In culture, as in politics, repressive regimes always fail in the end. Even the KGB couldn't stop the dissemination of samizdat copies of the work of leading dissidents like Aleksandr Solzhenitsyn. And as much as Seagram Chief Edgar Bronfman talks about Napster and MP3.com in apocalyptic terms, even the heads of major record labels don't supervise as oppressive a totalitarian system as the pre-glasnost Soviet Union. There will always be a way around controls, especially on the Net.
Now that the major labels are beginning to buy into Napster's peer-to-peer model (isn't it interesting that no one talks about MP3com since the Bertelsmann announcement?), there will be the usual talk of turning the Wild West of Napster into a well-lit, climate-controlled environment in which record companies are paid for the distribution of the work they own.
But remember who the largest record companies are out to protect: themselves. The borderline hysterical reaction to MP3.com and Napster was not an expression of the record companies' concern that Napster was stealing their property; they were furious that Napster stole their business model: ripping off performers. "They're stealing artists' work? Hey, that's our idea! Sue 'em!" The boys in Metallica may not know it, but in fighting Napster they're not aiding other artists; they're protecting the structure under which record labels own copyrights on recordings they don't produce, but merely distribute.
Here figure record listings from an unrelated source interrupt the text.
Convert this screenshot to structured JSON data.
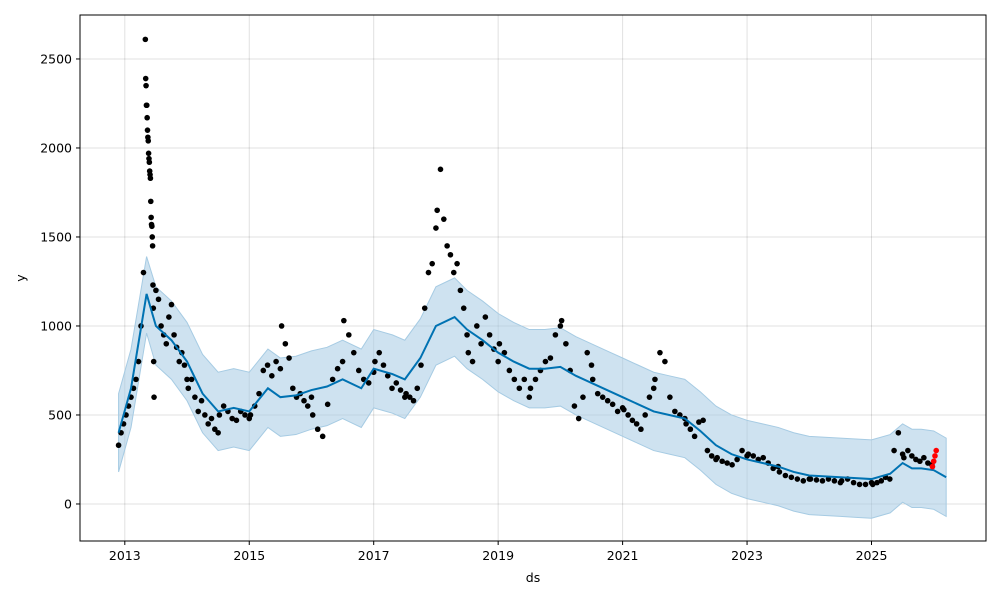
{
  "chart_data": {
    "type": "line",
    "title": "",
    "xlabel": "ds",
    "ylabel": "y",
    "xlim": [
      2012.28,
      2026.84
    ],
    "ylim": [
      -208,
      2747
    ],
    "grid": true,
    "x_ticks": [
      "2013",
      "2015",
      "2017",
      "2019",
      "2021",
      "2023",
      "2025"
    ],
    "x_tick_values": [
      2013,
      2015,
      2017,
      2019,
      2021,
      2023,
      2025
    ],
    "y_ticks": [
      "0",
      "500",
      "1000",
      "1500",
      "2000",
      "2500"
    ],
    "y_tick_values": [
      0,
      500,
      1000,
      1500,
      2000,
      2500
    ],
    "colors": {
      "observed": "#000000",
      "forecast": "#0072B2",
      "band": "#a6cbe3",
      "predicted": "#ff0000"
    },
    "forecast": [
      [
        2012.9,
        400,
        180,
        620
      ],
      [
        2013.1,
        650,
        430,
        870
      ],
      [
        2013.35,
        1180,
        960,
        1390
      ],
      [
        2013.5,
        1000,
        780,
        1220
      ],
      [
        2013.75,
        920,
        700,
        1140
      ],
      [
        2014.0,
        800,
        580,
        1020
      ],
      [
        2014.25,
        620,
        400,
        840
      ],
      [
        2014.5,
        520,
        300,
        740
      ],
      [
        2014.75,
        540,
        320,
        760
      ],
      [
        2015.0,
        520,
        300,
        740
      ],
      [
        2015.3,
        650,
        430,
        870
      ],
      [
        2015.5,
        600,
        380,
        820
      ],
      [
        2015.75,
        610,
        390,
        830
      ],
      [
        2016.0,
        640,
        420,
        860
      ],
      [
        2016.25,
        660,
        440,
        880
      ],
      [
        2016.5,
        700,
        480,
        920
      ],
      [
        2016.8,
        650,
        430,
        870
      ],
      [
        2017.0,
        760,
        540,
        980
      ],
      [
        2017.3,
        730,
        510,
        950
      ],
      [
        2017.5,
        700,
        480,
        920
      ],
      [
        2017.75,
        820,
        600,
        1040
      ],
      [
        2018.0,
        1000,
        780,
        1220
      ],
      [
        2018.3,
        1050,
        830,
        1270
      ],
      [
        2018.5,
        980,
        760,
        1200
      ],
      [
        2018.75,
        920,
        700,
        1140
      ],
      [
        2019.0,
        850,
        630,
        1070
      ],
      [
        2019.25,
        800,
        580,
        1020
      ],
      [
        2019.5,
        760,
        540,
        980
      ],
      [
        2019.75,
        760,
        540,
        980
      ],
      [
        2020.0,
        770,
        550,
        990
      ],
      [
        2020.25,
        720,
        500,
        940
      ],
      [
        2020.5,
        680,
        460,
        900
      ],
      [
        2020.75,
        640,
        420,
        860
      ],
      [
        2021.0,
        600,
        380,
        820
      ],
      [
        2021.25,
        560,
        340,
        780
      ],
      [
        2021.5,
        520,
        300,
        740
      ],
      [
        2021.75,
        500,
        280,
        720
      ],
      [
        2022.0,
        480,
        260,
        700
      ],
      [
        2022.25,
        410,
        190,
        630
      ],
      [
        2022.5,
        330,
        110,
        550
      ],
      [
        2022.75,
        280,
        60,
        500
      ],
      [
        2023.0,
        250,
        30,
        470
      ],
      [
        2023.25,
        230,
        10,
        450
      ],
      [
        2023.5,
        210,
        -10,
        430
      ],
      [
        2023.75,
        180,
        -40,
        400
      ],
      [
        2024.0,
        160,
        -60,
        380
      ],
      [
        2024.25,
        155,
        -65,
        375
      ],
      [
        2024.5,
        150,
        -70,
        370
      ],
      [
        2024.75,
        145,
        -75,
        365
      ],
      [
        2025.0,
        140,
        -80,
        360
      ],
      [
        2025.3,
        170,
        -50,
        390
      ],
      [
        2025.5,
        230,
        10,
        450
      ],
      [
        2025.65,
        200,
        -20,
        420
      ],
      [
        2025.8,
        200,
        -20,
        420
      ],
      [
        2026.0,
        190,
        -30,
        410
      ],
      [
        2026.2,
        150,
        -70,
        370
      ]
    ],
    "observed_segments": [
      {
        "start": 2012.9,
        "end": 2013.3,
        "values": [
          330,
          400,
          450,
          500,
          550,
          600,
          650,
          700,
          800,
          1000,
          1300
        ]
      },
      {
        "start": 2013.33,
        "end": 2013.47,
        "values": [
          2610,
          2390,
          2350,
          2240,
          2240,
          2170,
          2100,
          2060,
          2040,
          1970,
          1940,
          1920,
          1870,
          1850,
          1830,
          1700,
          1610,
          1570,
          1560,
          1500,
          1450,
          1230,
          1100,
          800,
          600
        ]
      },
      {
        "start": 2013.5,
        "end": 2014.0,
        "values": [
          1200,
          1150,
          1000,
          950,
          900,
          1050,
          1120,
          950,
          880,
          800,
          850,
          780,
          700
        ]
      },
      {
        "start": 2014.02,
        "end": 2014.5,
        "values": [
          650,
          700,
          600,
          520,
          580,
          500,
          450,
          480,
          420,
          400
        ]
      },
      {
        "start": 2014.52,
        "end": 2015.0,
        "values": [
          500,
          550,
          520,
          480,
          470,
          520,
          500,
          480
        ]
      },
      {
        "start": 2015.02,
        "end": 2015.5,
        "values": [
          500,
          550,
          620,
          750,
          780,
          720,
          800,
          760
        ]
      },
      {
        "start": 2015.52,
        "end": 2016.0,
        "values": [
          1000,
          900,
          820,
          650,
          600,
          620,
          580,
          550,
          600
        ]
      },
      {
        "start": 2016.02,
        "end": 2016.5,
        "values": [
          500,
          420,
          380,
          560,
          700,
          760,
          800
        ]
      },
      {
        "start": 2016.52,
        "end": 2017.0,
        "values": [
          1030,
          950,
          850,
          750,
          700,
          680,
          740
        ]
      },
      {
        "start": 2017.02,
        "end": 2017.5,
        "values": [
          800,
          850,
          780,
          720,
          650,
          680,
          640,
          600
        ]
      },
      {
        "start": 2017.52,
        "end": 2018.0,
        "values": [
          620,
          600,
          580,
          650,
          780,
          1100,
          1300,
          1350,
          1550
        ]
      },
      {
        "start": 2018.02,
        "end": 2018.5,
        "values": [
          1650,
          1880,
          1600,
          1450,
          1400,
          1300,
          1350,
          1200,
          1100,
          950
        ]
      },
      {
        "start": 2018.52,
        "end": 2019.0,
        "values": [
          850,
          800,
          1000,
          900,
          1050,
          950,
          870,
          800
        ]
      },
      {
        "start": 2019.02,
        "end": 2019.5,
        "values": [
          900,
          850,
          750,
          700,
          650,
          700,
          600
        ]
      },
      {
        "start": 2019.52,
        "end": 2020.0,
        "values": [
          650,
          700,
          750,
          800,
          820,
          950,
          1000
        ]
      },
      {
        "start": 2020.02,
        "end": 2020.5,
        "values": [
          1030,
          900,
          750,
          550,
          480,
          600,
          850,
          780
        ]
      },
      {
        "start": 2020.52,
        "end": 2021.0,
        "values": [
          700,
          620,
          600,
          580,
          560,
          520,
          540
        ]
      },
      {
        "start": 2021.02,
        "end": 2021.5,
        "values": [
          530,
          500,
          470,
          450,
          420,
          500,
          600,
          650
        ]
      },
      {
        "start": 2021.52,
        "end": 2022.0,
        "values": [
          700,
          850,
          800,
          600,
          520,
          500,
          480
        ]
      },
      {
        "start": 2022.02,
        "end": 2022.5,
        "values": [
          450,
          420,
          380,
          460,
          470,
          300,
          270,
          250
        ]
      },
      {
        "start": 2022.52,
        "end": 2023.0,
        "values": [
          260,
          240,
          230,
          220,
          250,
          300,
          270
        ]
      },
      {
        "start": 2023.02,
        "end": 2023.5,
        "values": [
          280,
          270,
          250,
          260,
          230,
          200,
          210
        ]
      },
      {
        "start": 2023.52,
        "end": 2024.0,
        "values": [
          180,
          160,
          150,
          140,
          130,
          140
        ]
      },
      {
        "start": 2024.02,
        "end": 2024.5,
        "values": [
          140,
          135,
          130,
          140,
          130,
          120
        ]
      },
      {
        "start": 2024.52,
        "end": 2025.0,
        "values": [
          130,
          140,
          120,
          110,
          110,
          120
        ]
      },
      {
        "start": 2025.02,
        "end": 2025.5,
        "values": [
          110,
          120,
          130,
          150,
          140,
          300,
          400,
          280
        ]
      },
      {
        "start": 2025.52,
        "end": 2025.97,
        "values": [
          260,
          300,
          270,
          250,
          240,
          260,
          230,
          220
        ]
      }
    ],
    "predicted_segment": {
      "start": 2025.98,
      "end": 2026.04,
      "values": [
        210,
        240,
        270,
        300
      ]
    }
  }
}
So a year from now expect to see two Napsters: a centrally controlled subscription service with dubious value to all but the most casual music lovers because it's filled with the obvious and approved rather than the rare and unexpected; and a "free" service full of "Keystone Kopyright Kops" who won't be able to keep up with what is posted. And there will be more file-sharing choices, perhaps even better ones. It's even possible that Gnutella will figure out a way to run a search without bouncing it through every 14.4 modem in North America.
When the copyright-friendly Napster system fails and it's time to dream up yet another business model, record companies will have to face the same issue they could address today if they chose to: How can they make people want to pay for their downloadable music? Could the for fee files use a higher-quality and more-compressed code than MP3? Could people who pay for their files get rewards like discounts or products in return for signing up? Could members get incentives for sharing certain files?
The list could go on for days. Selling music over the Net is a huge opportunity for record companies, a once-in-a-generation chance to build a new market that can be fulfilled faster and less expensively than the current system. It will happen, eventually, but it will take longer if the geniuses in the corner offices continue to think that shutting down or buying off Napster is a rational long-term business model.
Jimmy Guterman is president of the Vineyard Group, a consultancy.